Revista AOA_26

Proyecto Parque Las Américas. / Parque Las Américas project.

Nature and landscape He became fond of mountain climbing when it was still an adventure. From the hilltops he achieved a vision of the land, his beloved country: pure geography, pure landscape. A sole descent on wooden skis from the summit of El Colorado hill rewarded a full day of climbing and fatigue. In frequent excursions by train to the Maipo River canyon, with a numerous group of young people he searched for the magic of the mountain. He discovered hidden lakes in the south with another tireless explorer, Emilio Duhart: his father’s house in Cañete was the starting point for remote destinations. The peasant, opening ditches with a shovel, made him think of the bittersweet encounter between the opposing cultures of the Native Americans and the Spanish. The simple rural house is for him a permanent reference. Everything is present in its elemental, simple and pure form. Especially the grape arbor, providing shade in the summer, fruits in autumn and shedding its foliage to let the winter sun in. He always wanted to have one, so he built them in his houses on El Vergel Street (1945), Oviedo (1954) and also at Cerro San Luis (1980), and in all of them the arbor was the center of family life during the summer. The grape arbor is therefore a frequent element in many of his residential works. The landscape became such a meaningful issue for him that he eagerly sought ways to introduce its study in the School of Architecture. He established a relationship with the University of Berkeley, California, whose latitude and climate are symmetrical with those in central Chile, and their landscapes are equivalent.

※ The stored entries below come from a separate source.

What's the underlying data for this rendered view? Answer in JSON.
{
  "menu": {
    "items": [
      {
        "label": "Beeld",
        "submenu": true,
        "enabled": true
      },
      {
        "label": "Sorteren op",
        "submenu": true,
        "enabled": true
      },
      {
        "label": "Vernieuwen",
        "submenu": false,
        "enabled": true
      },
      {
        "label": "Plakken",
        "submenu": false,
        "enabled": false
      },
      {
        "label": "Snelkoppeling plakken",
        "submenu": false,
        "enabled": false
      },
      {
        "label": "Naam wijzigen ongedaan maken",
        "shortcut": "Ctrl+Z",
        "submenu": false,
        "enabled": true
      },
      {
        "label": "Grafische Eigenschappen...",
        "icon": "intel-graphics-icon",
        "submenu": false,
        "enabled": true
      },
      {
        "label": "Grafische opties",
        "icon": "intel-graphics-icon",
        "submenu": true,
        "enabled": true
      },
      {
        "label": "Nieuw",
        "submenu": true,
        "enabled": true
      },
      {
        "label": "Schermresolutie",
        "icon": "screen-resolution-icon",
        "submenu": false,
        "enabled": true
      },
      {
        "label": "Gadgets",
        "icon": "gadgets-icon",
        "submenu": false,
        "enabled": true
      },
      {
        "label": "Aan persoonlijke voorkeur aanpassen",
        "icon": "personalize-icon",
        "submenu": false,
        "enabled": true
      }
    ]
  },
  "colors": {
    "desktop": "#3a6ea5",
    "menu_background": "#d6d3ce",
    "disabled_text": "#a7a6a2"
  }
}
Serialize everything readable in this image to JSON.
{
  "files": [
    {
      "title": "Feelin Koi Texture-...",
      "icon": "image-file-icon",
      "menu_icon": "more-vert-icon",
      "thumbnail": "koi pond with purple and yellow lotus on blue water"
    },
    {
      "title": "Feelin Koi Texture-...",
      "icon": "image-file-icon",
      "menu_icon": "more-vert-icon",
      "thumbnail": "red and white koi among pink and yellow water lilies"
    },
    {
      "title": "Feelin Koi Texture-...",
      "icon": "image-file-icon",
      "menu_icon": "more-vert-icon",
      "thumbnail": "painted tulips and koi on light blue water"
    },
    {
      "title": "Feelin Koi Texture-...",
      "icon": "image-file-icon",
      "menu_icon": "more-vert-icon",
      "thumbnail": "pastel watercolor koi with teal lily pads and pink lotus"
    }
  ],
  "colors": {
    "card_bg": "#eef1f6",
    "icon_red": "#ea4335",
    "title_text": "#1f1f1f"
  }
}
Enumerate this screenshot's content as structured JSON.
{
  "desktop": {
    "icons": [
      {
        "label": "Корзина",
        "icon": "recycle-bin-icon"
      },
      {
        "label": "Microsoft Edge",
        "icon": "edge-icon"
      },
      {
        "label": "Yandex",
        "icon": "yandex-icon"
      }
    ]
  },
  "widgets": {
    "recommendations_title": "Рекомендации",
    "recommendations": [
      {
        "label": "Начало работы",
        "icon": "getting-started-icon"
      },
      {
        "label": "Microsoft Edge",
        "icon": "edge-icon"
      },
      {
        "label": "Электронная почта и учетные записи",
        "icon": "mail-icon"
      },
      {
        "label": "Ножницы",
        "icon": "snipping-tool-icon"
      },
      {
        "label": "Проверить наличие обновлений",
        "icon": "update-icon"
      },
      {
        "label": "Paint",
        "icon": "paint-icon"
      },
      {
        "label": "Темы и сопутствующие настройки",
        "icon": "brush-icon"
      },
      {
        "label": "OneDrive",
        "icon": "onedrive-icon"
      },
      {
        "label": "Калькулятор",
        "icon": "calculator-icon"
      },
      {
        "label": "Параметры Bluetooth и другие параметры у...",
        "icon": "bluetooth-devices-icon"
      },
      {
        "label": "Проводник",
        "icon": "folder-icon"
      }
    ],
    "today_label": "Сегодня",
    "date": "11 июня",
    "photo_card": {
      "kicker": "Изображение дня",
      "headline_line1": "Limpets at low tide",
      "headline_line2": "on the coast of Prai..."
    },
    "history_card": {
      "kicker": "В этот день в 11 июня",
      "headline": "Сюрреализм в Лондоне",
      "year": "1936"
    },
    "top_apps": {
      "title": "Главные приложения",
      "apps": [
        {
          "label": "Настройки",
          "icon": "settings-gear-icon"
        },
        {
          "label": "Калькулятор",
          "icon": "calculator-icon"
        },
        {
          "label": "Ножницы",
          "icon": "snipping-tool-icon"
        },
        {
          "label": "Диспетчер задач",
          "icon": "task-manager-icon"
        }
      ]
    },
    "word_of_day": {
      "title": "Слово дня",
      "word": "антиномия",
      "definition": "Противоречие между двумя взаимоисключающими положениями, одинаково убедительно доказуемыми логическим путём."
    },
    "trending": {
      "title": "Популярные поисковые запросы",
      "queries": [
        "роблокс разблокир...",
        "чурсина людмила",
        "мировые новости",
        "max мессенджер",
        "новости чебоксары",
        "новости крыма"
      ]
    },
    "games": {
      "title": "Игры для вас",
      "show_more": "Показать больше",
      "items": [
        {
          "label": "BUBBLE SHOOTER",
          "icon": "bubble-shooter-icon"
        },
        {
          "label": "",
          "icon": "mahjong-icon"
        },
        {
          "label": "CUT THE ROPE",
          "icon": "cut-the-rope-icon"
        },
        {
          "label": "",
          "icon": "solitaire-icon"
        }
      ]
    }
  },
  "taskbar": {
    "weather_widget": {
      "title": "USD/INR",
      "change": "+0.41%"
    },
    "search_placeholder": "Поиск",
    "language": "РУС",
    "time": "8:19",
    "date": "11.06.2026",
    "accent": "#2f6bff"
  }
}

With the support of Esmée Cromie, an English landscape designer married to architect Jaime Bellalta, he tried to formally establish the discipline, finally realized much later through the Landscape Architecture Postgraduate Degree, in which many currently practicing professionals were formed (the program was eventually canceled). “The ugliness of Santiago has become a common opinion. Those who believe this forget its wonderful geographical location”, he writes. He then refers to the urban tree, another permanent concern: “A rich and extensive tree planting campaign would improve environmental quality ... while at the same time the

generous beauty of trees given to everyone would raise the dignity of citizens and encourage their affection for the city.” In his architecture the landscape and trees will always be fundamental. In his defense of the landscape he undertakes epic crusades such as the protection of the elderly Carolinian poplars lining the access to Santiago from the Valparaiso highway, and more importantly, his defense of the banks of the Mapocho River as an urban park. The meaning of his travels He was an avid traveler, always capable of wonderment. In his frequent travels in Chile he was as curious as a tourist, peeking and searching in every corner for the unknown and the familiar. In 1947 he visited Cuzco and Machu Picchu. In 1952 he attended a conference in Mexico. In both places, using his own words, he recognized himself in both the mestizo and colonial cultures. In Europe he traveled with devotion through the remains of the architecture of the past. He was marked by the Greek classics in Paestum. The Renaissance moved him in Italy, as well as the Gothic and the serenity of the Romanesque. He admired the discrete solemnity of English neoclassicism and the ability of France and England to manage large-scale landscapes in the 17th century. The encounter with the work of Le Corbusier was obviously an unforgettable episode. But he also experienced the simple, hidden and magical places of the vernacular architecture filled with great humanity in all the places he visited in America, Europe and Asia (“In Europe I felt love for each country”, he says1). He was invited by the prestigious MIT in Boston to lead a workshop. He also received an invitation to develop a course at the Architectural Association in London. A trip to the Pumalín Park in Patagonia, hitchhiking with two of his grandchildren, was perhaps the last of his adventures. By then he was 90 years old.